I Love Time Travel - Part 20 - Summer Movie Edition

            No major spoilers. I promise. Don’t freak.
            Two big blockbuster movies came out this summer and they had as a central conceit my favorite plot device.  I saw both of them and I enjoyed both of them.  I give them an A minus.  They were very good but there was an element or two that threw me off.  I won’t include details here; suffice to say the details were not about time travel.  X-Men: Days of Future Past and Edge of Tomorrow were both fun films about traveling through time and resetting history.  What I found interesting was just how many similarities these two 
unrelated films had with each other. 
            X-Men features the most famous mutant Wolverine and his attempt to alter the course of history.  Through the power of a fellow mutant, his consciousness is sent back through time to the 1970’s to prevent an event from happening.  Wolverine’s body in the future remains asleep, in a state of unconsciousness while his mind and full set of memories operates his body back in the days of furry moustaches and bellbottoms.  I love consciousness time travel.  I think of it as the purest state of time travel methods.  It is cerebral and it takes the tech out of the equation.  You have no worries of running into yourself, however it forces to rely on your memory to behave and interact as you did years ago.  It is Desmond’s journey in the Lost episode “Flashes Before Your Eyes”, where he is convinced by someone to not alter the crappy future he is supposed to have.  It is the embodiment of the phrase “if I had it to do all over again”.
            The Tom Cruise sci-fi battle pic Edge of Tomorrow takes the same consciousness premise and speeds it up.  Cruise’s character is repeating the same sequence over and over again in the hopes of repelling an alien onslaught.  He dies at some point in the sequence, and actually needs to finally get it right.  In the process, he learns to become a soldier and a hero, and cease his life as a worthless schmuck.  It is Groundhog Day, but the mission is at the center and there is at least the perceived plan of the loops ending.  Becoming a better man was just incidental.
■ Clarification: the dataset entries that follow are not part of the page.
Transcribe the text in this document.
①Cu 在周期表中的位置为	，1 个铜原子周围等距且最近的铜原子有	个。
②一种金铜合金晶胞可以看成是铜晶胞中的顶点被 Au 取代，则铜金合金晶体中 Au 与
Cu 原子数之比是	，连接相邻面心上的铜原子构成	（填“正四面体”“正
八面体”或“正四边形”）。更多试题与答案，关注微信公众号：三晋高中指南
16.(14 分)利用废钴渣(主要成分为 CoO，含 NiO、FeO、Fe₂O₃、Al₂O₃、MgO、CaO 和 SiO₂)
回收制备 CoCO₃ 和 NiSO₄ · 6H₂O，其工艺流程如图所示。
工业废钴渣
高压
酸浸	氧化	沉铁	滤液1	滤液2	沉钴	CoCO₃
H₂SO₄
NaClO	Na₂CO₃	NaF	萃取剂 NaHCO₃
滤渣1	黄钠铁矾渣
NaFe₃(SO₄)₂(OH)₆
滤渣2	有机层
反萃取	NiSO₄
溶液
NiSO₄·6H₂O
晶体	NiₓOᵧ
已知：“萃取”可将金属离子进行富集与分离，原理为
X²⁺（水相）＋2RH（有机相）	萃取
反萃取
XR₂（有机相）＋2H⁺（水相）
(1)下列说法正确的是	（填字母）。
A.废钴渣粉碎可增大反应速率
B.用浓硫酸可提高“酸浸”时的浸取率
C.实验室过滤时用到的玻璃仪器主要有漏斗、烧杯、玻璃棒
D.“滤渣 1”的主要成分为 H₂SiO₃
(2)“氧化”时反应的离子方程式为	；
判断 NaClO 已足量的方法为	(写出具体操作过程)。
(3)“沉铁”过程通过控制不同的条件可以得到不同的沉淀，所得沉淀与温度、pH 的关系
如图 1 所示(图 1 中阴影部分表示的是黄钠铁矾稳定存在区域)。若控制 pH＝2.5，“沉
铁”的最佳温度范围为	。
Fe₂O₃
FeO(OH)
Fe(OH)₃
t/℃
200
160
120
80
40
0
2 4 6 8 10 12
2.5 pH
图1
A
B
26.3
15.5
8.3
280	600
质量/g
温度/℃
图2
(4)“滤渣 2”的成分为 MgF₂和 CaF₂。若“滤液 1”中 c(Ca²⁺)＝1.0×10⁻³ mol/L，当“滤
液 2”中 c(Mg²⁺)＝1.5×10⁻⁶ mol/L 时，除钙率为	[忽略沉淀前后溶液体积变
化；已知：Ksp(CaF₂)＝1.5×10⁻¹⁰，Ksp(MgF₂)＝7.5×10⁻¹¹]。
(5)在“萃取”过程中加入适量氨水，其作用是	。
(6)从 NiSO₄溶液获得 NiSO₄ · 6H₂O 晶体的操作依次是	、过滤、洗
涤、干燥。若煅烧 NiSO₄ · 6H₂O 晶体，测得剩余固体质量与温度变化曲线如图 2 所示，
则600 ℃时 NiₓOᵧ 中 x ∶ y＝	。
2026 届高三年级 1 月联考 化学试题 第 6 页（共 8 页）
            There were no time machines in either movie.  In fact, all the travelling was created biologically; either through mutant powers or the influence of alien DNA.  When you take the tech out of the equation, it closes off a set of plot points but opens up a lot more.  I think it would be fascinating to try this more often in other films.  With a machine, it can be controlled and operated by human hands, without a machine the whims of time travel itself are in flux. 
            The most striking similarity is the style of time travel.  Both employ First Person time travel, where one person enters a new time without having actually been there before, either in life or through time travel (Marty McFly).  It got me to thinking, is First Person time travel actually time travel, or jumping to a parallel universe?  Single String time travel defines itself by assuring that if you are going to travel to 1940, you could conceivable find a picture of yourself from 1940 before you even go.  First Person contends that you couldn’t, because you haven’t gone yet.  But what if the sheer act of time travel is just a way to go to another universe, where you are born in 1972 yet can somehow interact with people in 1940?
            Does Wolverine enter into his life in the 70’s, or is it another universe, where he exists in the 70’s with all of the memories of his life right up until he travels back?  Is Tom Cruise altering the future every time or is he entering multiple universes where he dies in different but sometimes hilarious ways?
            Yeah, it hurts my head, too.
            Both of the heroes at the end are still the only ones who know what happened.  Their realities are ones of multiple timelines and all of the possibilities that could have happened, and actually did happen to the both of them.  It is good news for the people in their lives they were trying to protect, but it is kind of a bummer to the two heroes.  Time travel can be a lonely business.